Ich habe auch manchmal einseitige Kopfschmerzen, aber bei mir liegt es an der Halswirbelsäule. Diese ist ja über Nerven mit der Stirn verbunden und ich habe dann ein ziehendes Gefühl bzw. einen Schmerz im Bereich einer Augenbraue, weil dort genau der Nerv entlangführt. Auf die Idee, dass es was mit der Wirbelsäule zu tun haben könnte, kommt man so leicht gar nicht, aber es ist so. Dauert aber meist nicht lange und geht dank bestimmter Bewegungsübungen wieder weg.

» Zitronengras » Beiträge: » Talkpoints: Gesperrt »



Ich hatte auch fast 2 Jahre lang einseitige Kopfschmerzen. Deswegen habe ich auch eine MRT und drei CTs machen lassen. Zum Glück waren beide ohne Befund. Bei mir waren daran entzündete Wurzelspitzen Schuld, die dank der Nerven bis in den Kopf ausstrahlten und stachen. Ich denke, dass die meisten Ärzte nur aus dem Lehrbuch sprechen und man oft nicht die richtige Diagnose bekommt. Vielleicht solltet Ihr vielleicht auch mal die Zähne genauer ansehen lassen? :?

» celles » Beiträge: 8677 » Talkpoints: 4,08 » Auszeichnung für 8000 Beiträge



Ich hatte mal eine Weile sehr starke einseitige Kopfschmerzen und es entpuppte sich dann als eine Stirnhöhleninfektion. Da hatte ich allerdings keine Übelkeit, es gibt aber auch Menschen, bei denen starker Schmerz generell Übelkeit auslöst.
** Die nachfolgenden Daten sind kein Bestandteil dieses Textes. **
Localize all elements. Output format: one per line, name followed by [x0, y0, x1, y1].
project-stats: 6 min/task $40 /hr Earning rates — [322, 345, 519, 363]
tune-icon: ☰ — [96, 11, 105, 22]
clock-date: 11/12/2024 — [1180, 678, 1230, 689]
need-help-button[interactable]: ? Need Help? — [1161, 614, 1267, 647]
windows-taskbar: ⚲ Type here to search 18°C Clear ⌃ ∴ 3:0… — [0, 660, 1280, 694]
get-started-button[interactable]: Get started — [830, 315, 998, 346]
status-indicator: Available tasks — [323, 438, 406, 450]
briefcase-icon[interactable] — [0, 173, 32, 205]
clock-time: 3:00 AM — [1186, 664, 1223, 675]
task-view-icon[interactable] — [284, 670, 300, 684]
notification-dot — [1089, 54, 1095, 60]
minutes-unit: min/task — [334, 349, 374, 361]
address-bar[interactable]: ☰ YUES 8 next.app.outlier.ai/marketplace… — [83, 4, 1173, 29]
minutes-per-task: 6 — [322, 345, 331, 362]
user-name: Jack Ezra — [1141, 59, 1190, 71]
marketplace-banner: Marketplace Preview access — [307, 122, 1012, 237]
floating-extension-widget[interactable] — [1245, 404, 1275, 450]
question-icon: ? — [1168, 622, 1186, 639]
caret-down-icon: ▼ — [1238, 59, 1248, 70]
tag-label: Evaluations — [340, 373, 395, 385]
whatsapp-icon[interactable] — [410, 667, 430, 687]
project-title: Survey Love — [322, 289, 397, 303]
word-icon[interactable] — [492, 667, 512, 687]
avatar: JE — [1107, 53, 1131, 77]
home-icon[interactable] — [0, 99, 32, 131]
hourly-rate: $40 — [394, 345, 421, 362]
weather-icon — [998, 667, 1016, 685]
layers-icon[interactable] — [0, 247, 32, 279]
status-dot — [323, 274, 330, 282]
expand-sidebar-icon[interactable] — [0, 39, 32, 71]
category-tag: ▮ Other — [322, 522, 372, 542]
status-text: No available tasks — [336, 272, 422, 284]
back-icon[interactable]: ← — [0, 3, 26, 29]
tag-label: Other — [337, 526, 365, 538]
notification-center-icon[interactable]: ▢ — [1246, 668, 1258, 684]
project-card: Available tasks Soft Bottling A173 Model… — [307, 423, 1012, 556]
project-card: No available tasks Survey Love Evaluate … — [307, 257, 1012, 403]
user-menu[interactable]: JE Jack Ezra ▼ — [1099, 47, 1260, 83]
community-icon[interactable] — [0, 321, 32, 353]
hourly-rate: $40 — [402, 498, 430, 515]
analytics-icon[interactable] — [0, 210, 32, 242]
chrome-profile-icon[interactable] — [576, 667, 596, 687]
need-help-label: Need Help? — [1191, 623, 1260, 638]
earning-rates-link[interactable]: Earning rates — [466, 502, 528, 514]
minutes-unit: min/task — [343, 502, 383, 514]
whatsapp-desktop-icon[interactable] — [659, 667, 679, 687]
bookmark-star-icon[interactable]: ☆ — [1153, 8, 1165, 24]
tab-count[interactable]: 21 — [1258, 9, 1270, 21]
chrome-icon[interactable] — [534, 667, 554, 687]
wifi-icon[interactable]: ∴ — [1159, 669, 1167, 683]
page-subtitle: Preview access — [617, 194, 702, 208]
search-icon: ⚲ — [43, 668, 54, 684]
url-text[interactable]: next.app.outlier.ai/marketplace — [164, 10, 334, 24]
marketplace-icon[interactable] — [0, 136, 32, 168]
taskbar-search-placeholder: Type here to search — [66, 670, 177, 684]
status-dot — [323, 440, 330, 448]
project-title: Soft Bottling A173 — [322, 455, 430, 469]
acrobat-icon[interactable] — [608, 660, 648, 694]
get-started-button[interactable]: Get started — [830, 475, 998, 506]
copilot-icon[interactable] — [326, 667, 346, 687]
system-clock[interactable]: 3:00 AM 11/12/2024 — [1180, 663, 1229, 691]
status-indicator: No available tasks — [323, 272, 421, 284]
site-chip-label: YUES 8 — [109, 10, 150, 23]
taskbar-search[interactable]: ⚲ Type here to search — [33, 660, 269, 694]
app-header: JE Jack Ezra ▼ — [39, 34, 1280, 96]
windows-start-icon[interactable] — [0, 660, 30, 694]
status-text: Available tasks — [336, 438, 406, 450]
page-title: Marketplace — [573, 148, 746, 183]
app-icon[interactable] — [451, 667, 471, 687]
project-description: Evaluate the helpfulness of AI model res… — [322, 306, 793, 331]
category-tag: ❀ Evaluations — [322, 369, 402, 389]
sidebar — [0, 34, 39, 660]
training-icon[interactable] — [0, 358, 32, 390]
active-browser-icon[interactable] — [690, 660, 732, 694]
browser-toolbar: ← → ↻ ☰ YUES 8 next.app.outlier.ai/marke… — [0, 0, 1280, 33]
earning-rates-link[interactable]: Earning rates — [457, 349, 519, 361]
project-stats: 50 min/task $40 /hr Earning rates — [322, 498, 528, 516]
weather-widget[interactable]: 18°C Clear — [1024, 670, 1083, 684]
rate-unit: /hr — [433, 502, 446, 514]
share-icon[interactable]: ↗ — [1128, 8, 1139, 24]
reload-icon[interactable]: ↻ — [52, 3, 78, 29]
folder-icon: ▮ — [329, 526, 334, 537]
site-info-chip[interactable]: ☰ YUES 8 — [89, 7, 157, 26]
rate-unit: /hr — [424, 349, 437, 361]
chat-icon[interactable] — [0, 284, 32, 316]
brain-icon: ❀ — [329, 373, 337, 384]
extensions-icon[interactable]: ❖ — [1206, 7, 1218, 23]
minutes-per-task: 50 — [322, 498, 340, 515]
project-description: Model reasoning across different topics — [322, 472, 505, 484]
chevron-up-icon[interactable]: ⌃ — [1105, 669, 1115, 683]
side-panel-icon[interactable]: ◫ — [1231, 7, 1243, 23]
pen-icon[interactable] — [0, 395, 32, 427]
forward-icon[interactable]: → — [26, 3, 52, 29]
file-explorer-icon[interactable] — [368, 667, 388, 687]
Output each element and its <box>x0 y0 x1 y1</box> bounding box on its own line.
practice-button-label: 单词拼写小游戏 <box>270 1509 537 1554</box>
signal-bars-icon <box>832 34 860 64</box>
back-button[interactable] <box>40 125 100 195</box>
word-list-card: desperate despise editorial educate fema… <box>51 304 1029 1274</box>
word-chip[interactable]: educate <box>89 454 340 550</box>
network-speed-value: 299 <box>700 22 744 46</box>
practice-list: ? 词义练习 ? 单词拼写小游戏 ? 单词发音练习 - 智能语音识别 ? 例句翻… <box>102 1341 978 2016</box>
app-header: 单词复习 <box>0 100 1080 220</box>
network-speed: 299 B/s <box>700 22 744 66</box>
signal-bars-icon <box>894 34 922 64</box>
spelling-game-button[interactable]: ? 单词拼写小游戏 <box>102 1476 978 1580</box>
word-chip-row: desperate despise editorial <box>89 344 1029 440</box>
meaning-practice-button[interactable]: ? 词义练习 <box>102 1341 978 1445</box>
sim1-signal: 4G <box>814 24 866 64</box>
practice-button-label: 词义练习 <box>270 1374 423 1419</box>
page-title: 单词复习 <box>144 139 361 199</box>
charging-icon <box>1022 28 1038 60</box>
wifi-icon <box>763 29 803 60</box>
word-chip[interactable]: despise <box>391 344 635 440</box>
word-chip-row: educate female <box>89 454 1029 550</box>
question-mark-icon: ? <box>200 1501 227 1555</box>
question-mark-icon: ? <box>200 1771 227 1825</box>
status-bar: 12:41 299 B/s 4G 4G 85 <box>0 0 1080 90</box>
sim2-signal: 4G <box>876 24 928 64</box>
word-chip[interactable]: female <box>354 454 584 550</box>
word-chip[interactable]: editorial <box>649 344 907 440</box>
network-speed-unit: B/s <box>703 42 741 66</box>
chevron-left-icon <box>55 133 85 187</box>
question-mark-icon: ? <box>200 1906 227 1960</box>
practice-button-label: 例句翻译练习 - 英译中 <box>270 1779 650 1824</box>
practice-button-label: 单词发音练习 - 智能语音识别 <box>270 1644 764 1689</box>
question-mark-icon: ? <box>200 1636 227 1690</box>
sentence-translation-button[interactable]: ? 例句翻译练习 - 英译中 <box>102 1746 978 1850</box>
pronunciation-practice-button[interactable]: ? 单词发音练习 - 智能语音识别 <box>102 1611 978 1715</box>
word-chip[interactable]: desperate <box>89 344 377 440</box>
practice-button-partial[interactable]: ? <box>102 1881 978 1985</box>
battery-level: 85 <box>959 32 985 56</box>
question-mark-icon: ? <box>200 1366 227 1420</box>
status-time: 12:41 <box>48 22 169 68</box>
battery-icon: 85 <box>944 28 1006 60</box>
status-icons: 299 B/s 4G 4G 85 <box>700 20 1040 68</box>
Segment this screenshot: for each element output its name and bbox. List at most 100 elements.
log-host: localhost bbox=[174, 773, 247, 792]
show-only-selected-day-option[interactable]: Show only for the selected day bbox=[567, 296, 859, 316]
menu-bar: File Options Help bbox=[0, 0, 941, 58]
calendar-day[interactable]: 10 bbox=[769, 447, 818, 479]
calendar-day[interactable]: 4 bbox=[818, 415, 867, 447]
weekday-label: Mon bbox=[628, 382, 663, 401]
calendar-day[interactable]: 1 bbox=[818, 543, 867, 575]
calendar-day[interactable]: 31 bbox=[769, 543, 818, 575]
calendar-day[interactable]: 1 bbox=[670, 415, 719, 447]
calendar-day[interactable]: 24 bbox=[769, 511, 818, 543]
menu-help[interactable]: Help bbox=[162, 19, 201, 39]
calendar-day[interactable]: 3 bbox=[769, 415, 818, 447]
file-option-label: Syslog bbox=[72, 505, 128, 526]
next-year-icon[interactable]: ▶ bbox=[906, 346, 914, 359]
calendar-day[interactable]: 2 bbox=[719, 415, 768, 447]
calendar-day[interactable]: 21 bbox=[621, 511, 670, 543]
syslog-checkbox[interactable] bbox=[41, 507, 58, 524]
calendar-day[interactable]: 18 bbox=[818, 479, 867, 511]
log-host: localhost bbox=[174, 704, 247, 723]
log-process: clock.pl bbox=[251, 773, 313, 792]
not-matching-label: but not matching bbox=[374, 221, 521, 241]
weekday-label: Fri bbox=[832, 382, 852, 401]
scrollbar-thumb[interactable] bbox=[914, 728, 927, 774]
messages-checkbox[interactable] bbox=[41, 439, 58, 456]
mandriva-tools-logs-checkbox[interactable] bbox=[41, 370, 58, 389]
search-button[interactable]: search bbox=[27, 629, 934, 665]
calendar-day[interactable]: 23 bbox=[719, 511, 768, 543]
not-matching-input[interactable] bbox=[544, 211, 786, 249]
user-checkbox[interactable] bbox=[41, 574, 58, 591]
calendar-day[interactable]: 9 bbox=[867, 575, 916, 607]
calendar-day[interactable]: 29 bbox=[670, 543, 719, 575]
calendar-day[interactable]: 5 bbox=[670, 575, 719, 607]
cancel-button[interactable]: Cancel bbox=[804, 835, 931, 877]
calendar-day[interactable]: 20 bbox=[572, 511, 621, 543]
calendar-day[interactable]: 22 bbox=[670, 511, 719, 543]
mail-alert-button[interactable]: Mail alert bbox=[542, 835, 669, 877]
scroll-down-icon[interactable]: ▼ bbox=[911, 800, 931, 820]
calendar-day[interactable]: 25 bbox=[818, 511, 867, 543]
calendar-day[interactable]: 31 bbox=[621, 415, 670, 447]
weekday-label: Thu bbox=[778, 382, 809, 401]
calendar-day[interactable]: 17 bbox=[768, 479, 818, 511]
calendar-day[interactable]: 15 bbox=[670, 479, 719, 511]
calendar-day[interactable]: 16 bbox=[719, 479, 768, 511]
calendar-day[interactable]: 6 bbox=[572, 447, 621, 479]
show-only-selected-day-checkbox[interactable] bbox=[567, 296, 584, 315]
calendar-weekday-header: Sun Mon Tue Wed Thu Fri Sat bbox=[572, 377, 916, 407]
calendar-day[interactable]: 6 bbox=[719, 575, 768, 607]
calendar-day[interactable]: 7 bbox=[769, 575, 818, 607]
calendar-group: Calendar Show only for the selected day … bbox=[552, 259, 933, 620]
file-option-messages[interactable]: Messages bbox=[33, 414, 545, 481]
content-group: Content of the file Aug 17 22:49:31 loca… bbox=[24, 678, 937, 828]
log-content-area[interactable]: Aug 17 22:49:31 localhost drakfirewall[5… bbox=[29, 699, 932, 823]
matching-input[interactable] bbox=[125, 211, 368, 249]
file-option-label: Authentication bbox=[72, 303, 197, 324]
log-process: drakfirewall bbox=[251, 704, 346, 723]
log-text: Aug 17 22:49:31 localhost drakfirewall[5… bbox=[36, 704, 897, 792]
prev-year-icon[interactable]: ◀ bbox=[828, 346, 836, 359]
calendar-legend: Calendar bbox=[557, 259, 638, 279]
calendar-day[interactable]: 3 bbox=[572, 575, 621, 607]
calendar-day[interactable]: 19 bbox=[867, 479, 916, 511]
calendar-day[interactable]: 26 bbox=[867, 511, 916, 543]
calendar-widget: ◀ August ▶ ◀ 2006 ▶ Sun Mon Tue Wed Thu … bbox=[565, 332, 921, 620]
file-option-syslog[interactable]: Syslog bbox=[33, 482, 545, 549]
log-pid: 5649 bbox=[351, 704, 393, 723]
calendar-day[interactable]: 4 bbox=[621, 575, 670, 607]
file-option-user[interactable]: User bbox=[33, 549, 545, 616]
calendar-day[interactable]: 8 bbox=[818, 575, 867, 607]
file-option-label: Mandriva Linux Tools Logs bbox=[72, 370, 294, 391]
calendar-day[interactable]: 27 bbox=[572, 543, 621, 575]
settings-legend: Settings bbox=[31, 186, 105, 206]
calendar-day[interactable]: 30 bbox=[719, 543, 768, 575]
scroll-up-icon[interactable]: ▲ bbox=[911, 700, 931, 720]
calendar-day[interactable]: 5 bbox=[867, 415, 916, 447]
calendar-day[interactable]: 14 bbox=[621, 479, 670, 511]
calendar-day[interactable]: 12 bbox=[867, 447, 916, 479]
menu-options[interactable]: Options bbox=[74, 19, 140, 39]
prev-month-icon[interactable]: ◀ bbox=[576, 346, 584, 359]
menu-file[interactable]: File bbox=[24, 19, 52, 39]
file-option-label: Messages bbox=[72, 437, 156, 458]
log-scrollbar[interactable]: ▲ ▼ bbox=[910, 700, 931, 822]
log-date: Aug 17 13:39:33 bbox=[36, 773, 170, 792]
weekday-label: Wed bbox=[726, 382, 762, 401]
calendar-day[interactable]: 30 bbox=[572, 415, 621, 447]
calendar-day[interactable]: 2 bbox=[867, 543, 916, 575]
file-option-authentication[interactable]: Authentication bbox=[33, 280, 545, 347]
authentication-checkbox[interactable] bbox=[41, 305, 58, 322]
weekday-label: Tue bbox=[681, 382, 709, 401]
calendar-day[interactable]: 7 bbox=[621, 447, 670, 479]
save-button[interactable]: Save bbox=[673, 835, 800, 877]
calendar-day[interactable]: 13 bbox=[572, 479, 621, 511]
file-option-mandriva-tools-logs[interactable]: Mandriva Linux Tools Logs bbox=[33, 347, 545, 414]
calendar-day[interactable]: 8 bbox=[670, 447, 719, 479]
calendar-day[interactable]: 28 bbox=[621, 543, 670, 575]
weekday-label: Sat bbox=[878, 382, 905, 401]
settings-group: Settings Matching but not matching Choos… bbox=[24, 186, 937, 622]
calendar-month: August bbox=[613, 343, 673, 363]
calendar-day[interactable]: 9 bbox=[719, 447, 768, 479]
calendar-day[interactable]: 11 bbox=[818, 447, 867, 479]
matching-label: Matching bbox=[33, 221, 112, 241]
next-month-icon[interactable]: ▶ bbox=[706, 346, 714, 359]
Warum gehst du denn aber davon aus, dass die Ärztin bei deiner Mutter mit der Diagnose falsch lag? Für mich klingt es eher danach, als hätte sie sie untersucht und ihr ja auch ein Mittel verschrieben, dass ihr nun hilft. Nur weil die Untersuchung nicht lang war, heißt es doch nicht, dass ein geschulter und erfahrener Mediziner nicht eindeutig erkennen kann, was dem Patienten fehlt.

» channale » Beiträge: 1371 » Talkpoints: 37,37 » Auszeichnung für 1000 Beiträge


Es gibt viele Arten von Kopfschmerz und davon sind natürlich auch einige auf eine Seite beschränkt. Aber eine Migräne ist vom Beschwerdebild her so typisch, das ein Arzt sie rein nach der Beschreibung erkennt. Und selbst wenn er falsch liegen sollte, ist das ein eher kleines Problem. Die Medikamente gegen Migräne (Triptane) sind keine Schmerzmittel im üblichen Sinn. Sie beseitigen die Ursache der Schmerzen, die bei der Migräne von erweiterten und entzündeten Blutgefäßen im Gehirn kommen. Ist es keine Migräne, wirken sie auch nicht. Dann muss der Arzt weitersuchen. Aber wie gesagt, die Beschreibung eines Migränepatienten ist in der Regel vollkommen eindeutig, selbst wenn der noch nicht einmal vermutet, dass es Migräne sein könnte.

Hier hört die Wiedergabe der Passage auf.